Refugiado/Refuxiado

César Casal González
César Casal CORAZONADAS

OPINIÓN

Algo se mueve en nuestros corazones de metal, a los que damos cuerda con la visa. A veces. La palabra del año en castellano y en galego han coincidido: refugiado/refuxiado. Tanto la Fundeu del BBVA que hace esa selección como la Real Academia Galega que, con la Fundación Barrié, eligen el término, en ese afortunado portal de las palabras, han apostado por los seres humanos que sufren una condena horrible sin cometer delito. Tienen que salir de sus casas. Deben abandonar sus vidas. Sus casas. Sus calles. Salir corriendo de la guerra. De Siria, de Irak. Imposible olvidar la foto del niño tendido en un más allá de arena. Tan cerca, tan lejos. Los ojos arañados con esas familias que malviven como pueden en los campos ante una Europa que solo tiende la mano para aliviar la conciencia. La vieja Europa más fortificada que nunca.

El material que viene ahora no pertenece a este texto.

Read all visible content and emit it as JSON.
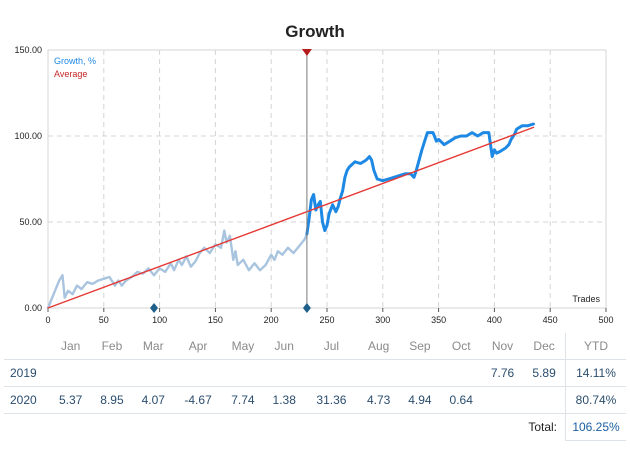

El regreso de las alambradas que triunfa ante las buenas intenciones. Los salvajes atentados de París cortaron la corriente de simpatía. De pronto, todos los refugiados podían ser peligrosos. Está bien que la palabra del año en galego y en castellano sea refugiado. Sean esos seres maltratados, rotos por dentro y por fuera. En galego feminicidio y xihadismo llegaron a la final. Y en castellano se colaron términos típicos en las redes sociales como zasca o trolear, el reino de la frivolidad. Ese padre que besa a su hija en el colo caminando bajo una tormenta hacia la frontera griega, al tiempo que arrastra un carrito con lo que le queda de sus pertenencias. De ese carro y de esa niña solo tira el alma. Acnur ha cifrado en un millón de personas las que han intentado llegar a la olla podrida de la Unión Europea, una cifra helada que supera los desplazamientos forzosos de la Segunda Guerra Mundial. Ojalá fuesen viajes a alguna parte.